De celles-ci, on voit les corps entiers au long de l'arc, qui tendent vers vous, l'une après l'autre, qui cherchent à vous approcher. Vous êtes au centre, comme une figure ultime, mais l'imagier vous a fait émerger d'une corolle de nuages peut-être, on ne voit de vous que le buste et le visage. Il vous a mis sous un abri de pierre, comme protégé du monde, séparé de lui, des jeunes femmes à côté de vous.
Vous êtes au centre du monde, une figure du divin, la croix derrière votre visage le dit, et toute l'histoire que l'on met ici en images un millénaire après qu'on l'ait écrite. L'histoire de jeunes filles qui partent à la fête des noces et qui vont attendre longtemps dans la nuit que l'époux vienne et leur ouvre la porte des réjouissances. Vous êtes arrivé donc, tardivement, et vous avez fait entrer dans la fête celles qui étaient là, qui avaient veillé pour vous, qui avaient prévu la longue attente, abreuvées de leur patience comme seules savent l'être les femmes. Plus tard encore, d'autres, désemparées dans la nuit, parties chercher ailleurs la lumière enfuie de leur lampe, sont revenues toquer à la porte, vous supplier d'ouvrir, qu'elles puissent elles aussi danser, chanter, se réjouir avec les autres. Mais vous avez gardé la porte close, et même, à elles que vous aviez invitées pourtant, vous avez dit : " Je ne vous connais pas ".
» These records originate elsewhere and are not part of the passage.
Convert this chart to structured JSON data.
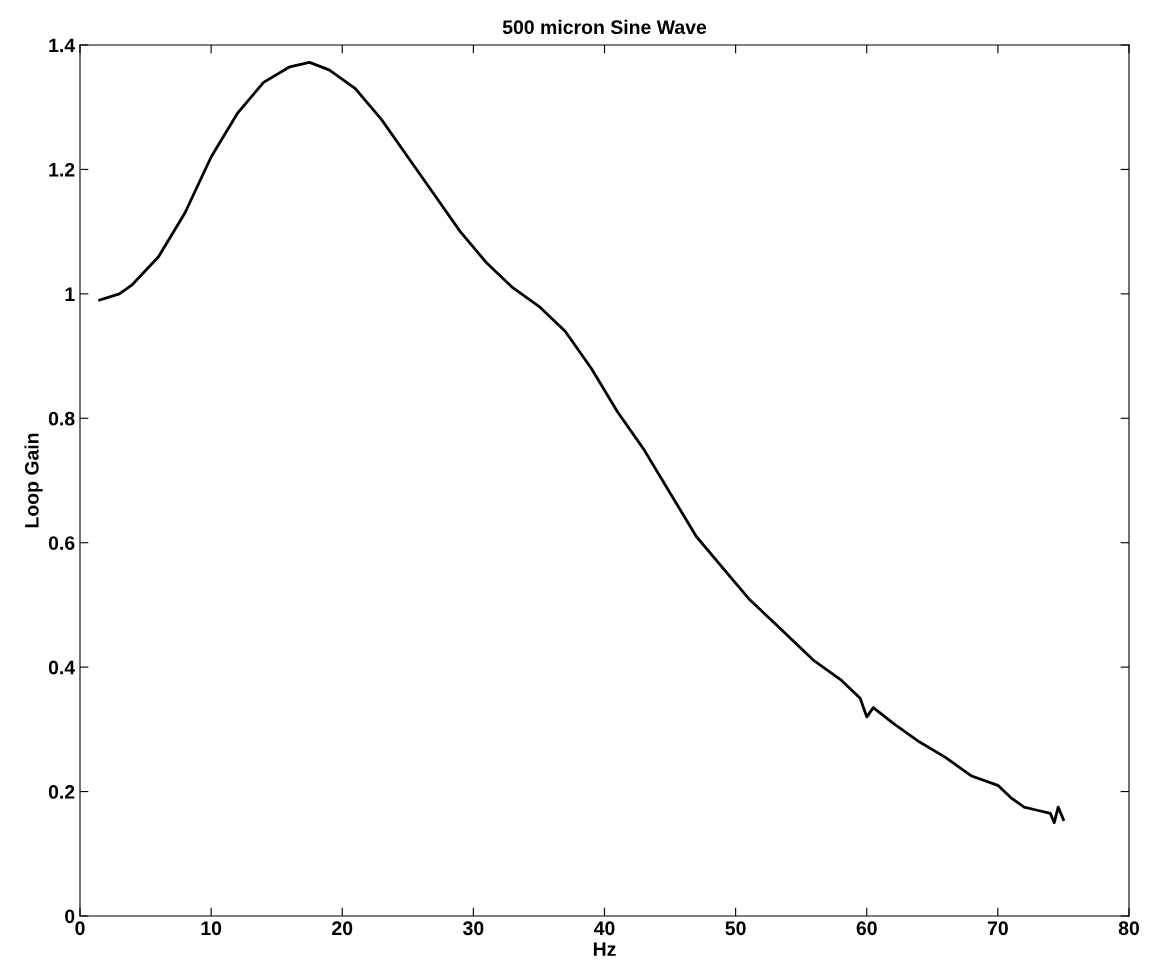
{
  "chart_data": {
    "type": "line",
    "title": "500 micron Sine Wave",
    "xlabel": "Hz",
    "ylabel": "Loop Gain",
    "series": [
      {
        "color": "#000000",
        "x": [
          1.5,
          3,
          4,
          6,
          8,
          10,
          12,
          14,
          16,
          17.5,
          19,
          21,
          23,
          25,
          27,
          29,
          31,
          33,
          35,
          37,
          39,
          41,
          43,
          45,
          47,
          49,
          51,
          53,
          55,
          56,
          58,
          59.5,
          60,
          60.5,
          62,
          64,
          66,
          68,
          70,
          71,
          72,
          73,
          74,
          74.3,
          74.6,
          75
        ],
        "values": [
          0.99,
          1.0,
          1.015,
          1.06,
          1.13,
          1.22,
          1.29,
          1.34,
          1.365,
          1.372,
          1.36,
          1.33,
          1.28,
          1.22,
          1.16,
          1.1,
          1.05,
          1.01,
          0.98,
          0.94,
          0.88,
          0.81,
          0.75,
          0.68,
          0.61,
          0.56,
          0.51,
          0.47,
          0.43,
          0.41,
          0.38,
          0.35,
          0.32,
          0.335,
          0.31,
          0.28,
          0.255,
          0.225,
          0.21,
          0.19,
          0.175,
          0.17,
          0.165,
          0.15,
          0.175,
          0.155
        ]
      }
    ],
    "xlim": [
      0,
      80
    ],
    "xticks": [
      0,
      10,
      20,
      30,
      40,
      50,
      60,
      70,
      80
    ],
    "ylim": [
      0,
      1.4
    ],
    "yticks": [
      0,
      0.2,
      0.4,
      0.6,
      0.8,
      1,
      1.2,
      1.4
    ],
    "grid": false,
    "legend": false,
    "marker": "none",
    "line_style": "solid"
  }
}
C'est vous qui êtes là, au centre, l'époux inflexible qui séparez les jeunes filles prévoyantes et les autres. Et au-delà, celles et ceux qui agissent selon le bien et les autres. Comme si cela était simple, le bien, le mal, et de prévoir, et de veiller longtemps, longtemps parmi la douleur du monde, dans l'attente de l'improbable. Vous êtes face à nous, vous avancez vos bras, on se demande si c'est votre vêtement qui fait l'ampleur des manches ainsi, accentuant votre séparation d'avec celles qui vous entourent. Vos mains que le temps a détruites disaient certainement l'autorité, le péremptoire de la parole - " Je ne vous connais pas ".
Alors on s'intéresse à ce qu'on voit de vous. Les épaules à la rondeur mesurée, que vos cheveux qui tombent sur elles adoucissent encore. Les courbes de votre tunique, parmi les imprécisions de la pierre érodée. Mais c'est votre visage qui compte, malgré là aussi les attaques des siècles. L'imagier vous a-t-il créé lisse de peau ? Le port altier que vous avez, mais sans excès, comme une sorte d'ascendance mesurée sur le monde et les hommes, est aujourd'hui labouré d'une pathétique souffrance humaine. Vous êtes impassible, mais comme atteint au tréfonds de l'être, de devoir n'admettre dans la félicité du royaume qu'une part de l'humanité. On se prend à croire que l'imagier a cherché le tourment de votre part humaine, dont seul le visage fait trace. Des siècles avant, la même quête que celle de Giacometti s'échinant des années durant à cerner l'essence de l'humanité au cœur des visages.
On regarde les autres images, et on revient vers vous. On a l'impression, comme devant tout chef-d'œuvre, d'une plénitude qui vous comble, et d'une immense blessure qui vous déchire. Vous et nous, plénitude et blessure, intensément. Vous êtes notre double, un époux qui fait les noces avec tout l'univers, écartelé par ses malheurs. Et par cette finitude humaine qui vous constitue, vous aussi.